Hydronic Balancing Part 10: Proportionate Balancing with Flow Limiter

By Chad Edmondson

Flow limiting valve, also known as a automatic balancing valve (ABV)

Flow limiting valve, also known as a automatic balancing valve (ABV)

If you’ve read Parts 1 thru 9 in this Hydronic Balancing Series then you should have a solid understanding of the fundamentals of balancing.  If not – go back and review the previous blogs.  You need these fundamentals to understand what we will discuss here in Part 10, which is balancing using automatic balancing valves (ABVs).

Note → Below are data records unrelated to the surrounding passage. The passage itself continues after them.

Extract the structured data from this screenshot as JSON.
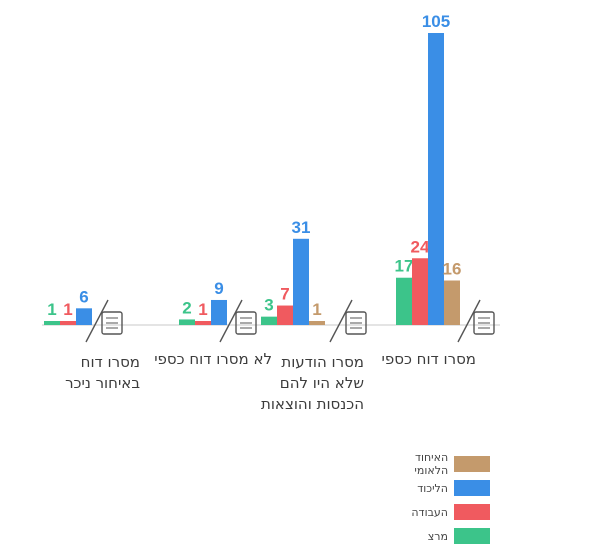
{
  "chart_data": {
    "type": "bar",
    "categories": [
      "מסרו דוח כספי",
      "מסרו הודעות שלא היו להם הכנסות והוצאות",
      "לא מסרו דוח כספי",
      "מסרו דוח באיחור ניכר"
    ],
    "category_lines": [
      [
        "מסרו דוח כספי"
      ],
      [
        "מסרו הודעות",
        "שלא היו להם",
        "הכנסות והוצאות"
      ],
      [
        "לא מסרו דוח כספי"
      ],
      [
        "מסרו דוח",
        "באיחור ניכר"
      ]
    ],
    "category_icons": [
      "calculator-document-icon",
      "hand-money-icon",
      "crossed-document-icon",
      "calendar-clock-icon"
    ],
    "series": [
      {
        "name": "מרצ",
        "color": "#3cc48a",
        "values": [
          17,
          3,
          2,
          1
        ]
      },
      {
        "name": "העבודה",
        "color": "#f05a5f",
        "values": [
          24,
          7,
          1,
          1
        ]
      },
      {
        "name": "הליכוד",
        "color": "#3a8ee6",
        "values": [
          105,
          31,
          9,
          6
        ]
      },
      {
        "name": "האיחוד הלאומי",
        "color": "#c49a6c",
        "values": [
          16,
          1,
          null,
          null
        ]
      }
    ],
    "legend_order": [
      "האיחוד הלאומי",
      "הליכוד",
      "העבודה",
      "מרצ"
    ],
    "legend_position": "bottom-right",
    "ylim": [
      0,
      105
    ],
    "grid": false
  }
}
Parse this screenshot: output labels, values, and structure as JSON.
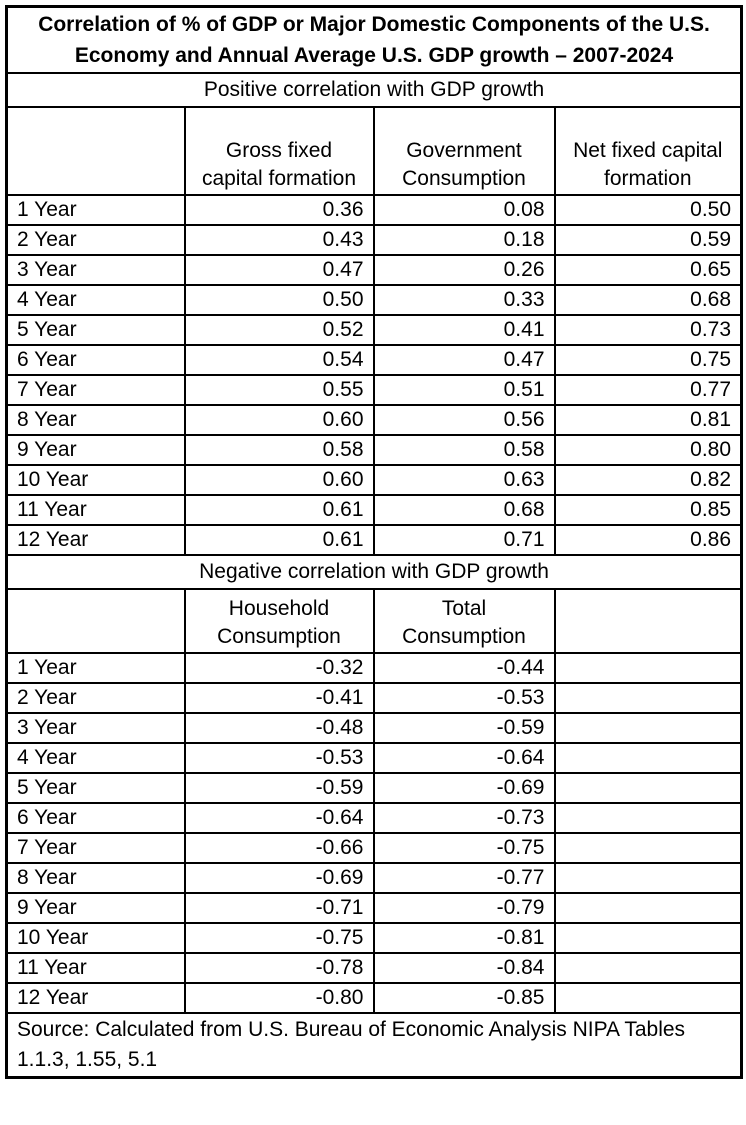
{
  "title": "Correlation of % of GDP or Major Domestic Components of the U.S. Economy and Annual Average U.S. GDP growth – 2007-2024",
  "source": "Source: Calculated from U.S. Bureau of Economic Analysis NIPA Tables 1.1.3, 1.55, 5.1",
  "colors": {
    "text": "#000000",
    "background": "#ffffff",
    "border": "#000000"
  },
  "chart_data": [
    {
      "type": "table",
      "title": "Positive correlation with GDP growth",
      "columns": [
        "",
        "Gross fixed capital formation",
        "Government Consumption",
        "Net fixed capital formation"
      ],
      "rows": [
        [
          "1 Year",
          "0.36",
          "0.08",
          "0.50"
        ],
        [
          "2 Year",
          "0.43",
          "0.18",
          "0.59"
        ],
        [
          "3 Year",
          "0.47",
          "0.26",
          "0.65"
        ],
        [
          "4 Year",
          "0.50",
          "0.33",
          "0.68"
        ],
        [
          "5 Year",
          "0.52",
          "0.41",
          "0.73"
        ],
        [
          "6 Year",
          "0.54",
          "0.47",
          "0.75"
        ],
        [
          "7 Year",
          "0.55",
          "0.51",
          "0.77"
        ],
        [
          "8 Year",
          "0.60",
          "0.56",
          "0.81"
        ],
        [
          "9 Year",
          "0.58",
          "0.58",
          "0.80"
        ],
        [
          "10 Year",
          "0.60",
          "0.63",
          "0.82"
        ],
        [
          "11 Year",
          "0.61",
          "0.68",
          "0.85"
        ],
        [
          "12 Year",
          "0.61",
          "0.71",
          "0.86"
        ]
      ]
    },
    {
      "type": "table",
      "title": "Negative correlation with GDP growth",
      "columns": [
        "",
        "Household Consumption",
        "Total Consumption",
        ""
      ],
      "rows": [
        [
          "1 Year",
          "-0.32",
          "-0.44",
          ""
        ],
        [
          "2 Year",
          "-0.41",
          "-0.53",
          ""
        ],
        [
          "3 Year",
          "-0.48",
          "-0.59",
          ""
        ],
        [
          "4 Year",
          "-0.53",
          "-0.64",
          ""
        ],
        [
          "5 Year",
          "-0.59",
          "-0.69",
          ""
        ],
        [
          "6 Year",
          "-0.64",
          "-0.73",
          ""
        ],
        [
          "7 Year",
          "-0.66",
          "-0.75",
          ""
        ],
        [
          "8 Year",
          "-0.69",
          "-0.77",
          ""
        ],
        [
          "9 Year",
          "-0.71",
          "-0.79",
          ""
        ],
        [
          "10 Year",
          "-0.75",
          "-0.81",
          ""
        ],
        [
          "11 Year",
          "-0.78",
          "-0.84",
          ""
        ],
        [
          "12 Year",
          "-0.80",
          "-0.85",
          ""
        ]
      ]
    }
  ]
}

If you have read the previous blogs — good news — this is going to be a cakewalk!

First, let’s be clear what type of device we are talking about when we say ABVs, or as we prefer to call them, flow limiters.

Flow limiters include a spring-loaded cartridge, which moves back and forth depending on the amount of differential pressure through the valve. This movement inside the valve changes the size of the orifices inside the valve, which in turn allows more or less water to pass through.  In effect, the valve is continuously stabilizing the flow based differential pressure. These valves are specified to operate under a specific differential range, and therefore it is imperative that the system always sees a specific minimum pressure. Otherwise, there is no movement inside the valve--and no control. That is why we like to refer to these valves as flow limiters, and not necessarily automatic balancing devices.

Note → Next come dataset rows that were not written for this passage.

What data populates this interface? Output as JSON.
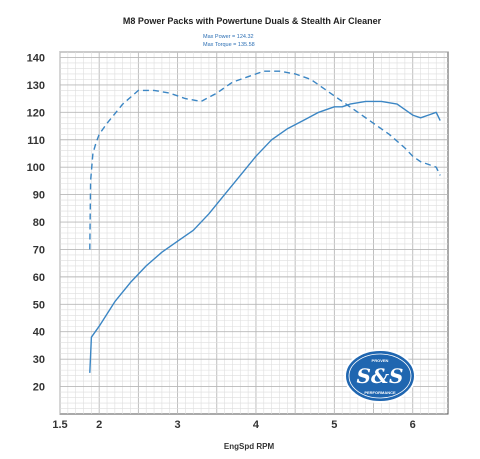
{
  "chart_data": {
    "type": "line",
    "title": "M8 Power Packs with Powertune Duals & Stealth Air Cleaner",
    "annotations": [
      "Max Power  = 124.32",
      "Max Torque = 135.58"
    ],
    "xlabel": "EngSpd RPM",
    "ylabel": "",
    "xlim": [
      1.5,
      6.45
    ],
    "ylim": [
      10,
      142
    ],
    "xticks": [
      "1.5",
      "2",
      "3",
      "4",
      "5",
      "6"
    ],
    "xtick_values": [
      1.5,
      2,
      3,
      4,
      5,
      6
    ],
    "yticks": [
      "20",
      "30",
      "40",
      "50",
      "60",
      "70",
      "80",
      "90",
      "100",
      "110",
      "120",
      "130",
      "140"
    ],
    "ytick_values": [
      20,
      30,
      40,
      50,
      60,
      70,
      80,
      90,
      100,
      110,
      120,
      130,
      140
    ],
    "grid": true,
    "series": [
      {
        "style": "solid",
        "color": "#3b86c4",
        "x": [
          1.88,
          1.9,
          2.0,
          2.2,
          2.4,
          2.6,
          2.8,
          3.0,
          3.2,
          3.4,
          3.6,
          3.8,
          4.0,
          4.2,
          4.4,
          4.6,
          4.8,
          5.0,
          5.1,
          5.2,
          5.4,
          5.6,
          5.8,
          6.0,
          6.1,
          6.2,
          6.3,
          6.35
        ],
        "y": [
          25,
          38,
          42,
          51,
          58,
          64,
          69,
          73,
          77,
          83,
          90,
          97,
          104,
          110,
          114,
          117,
          120,
          122,
          122,
          123,
          124,
          124,
          123,
          119,
          118,
          119,
          120,
          117
        ]
      },
      {
        "style": "dashed",
        "color": "#3b86c4",
        "x": [
          1.88,
          1.89,
          1.92,
          1.96,
          2.0,
          2.1,
          2.3,
          2.5,
          2.7,
          2.9,
          3.1,
          3.3,
          3.5,
          3.7,
          3.9,
          4.1,
          4.3,
          4.5,
          4.7,
          4.9,
          5.1,
          5.3,
          5.5,
          5.7,
          5.9,
          6.0,
          6.1,
          6.2,
          6.3,
          6.35
        ],
        "y": [
          70,
          95,
          105,
          109,
          112,
          116,
          123,
          128,
          128,
          127,
          125,
          124,
          127,
          131,
          133,
          135,
          135,
          134,
          132,
          128,
          124,
          120,
          116,
          112,
          107,
          104,
          102,
          101,
          100,
          97
        ]
      }
    ]
  },
  "logo": {
    "top_arc": "PROVEN",
    "main": "S&S",
    "bottom_arc": "PERFORMANCE"
  }
}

The following images and graphs illustrate what occurs inside a flow limiting valve when it is operating below, within, and above its control range:

Flow limiting valve when it is operating below its control range.
Flow limiting valve when it is operating within its control range.
Flow limiting valve when it is operating above its control range.

Check Your Critical Zone!

Flow limiters are great devices and eliminate most of the work associated with proportionately balancing a hydronic system.  However, that doesn’t mean you can install them and assume everything will operate as planned.  As we’ve said before, piping systems rarely go in exactly as planned.  That’s why it is imperative that you check the flows through each zone, and (most important) confirm that the pressure drop through the critical zone is no greater than what is required to make the valve operate.

If the pressure drop through the critical zone is significantly beyond the minimum, then either the pump impeller should be trimmed or variable speed drives should be employed to reduce flow.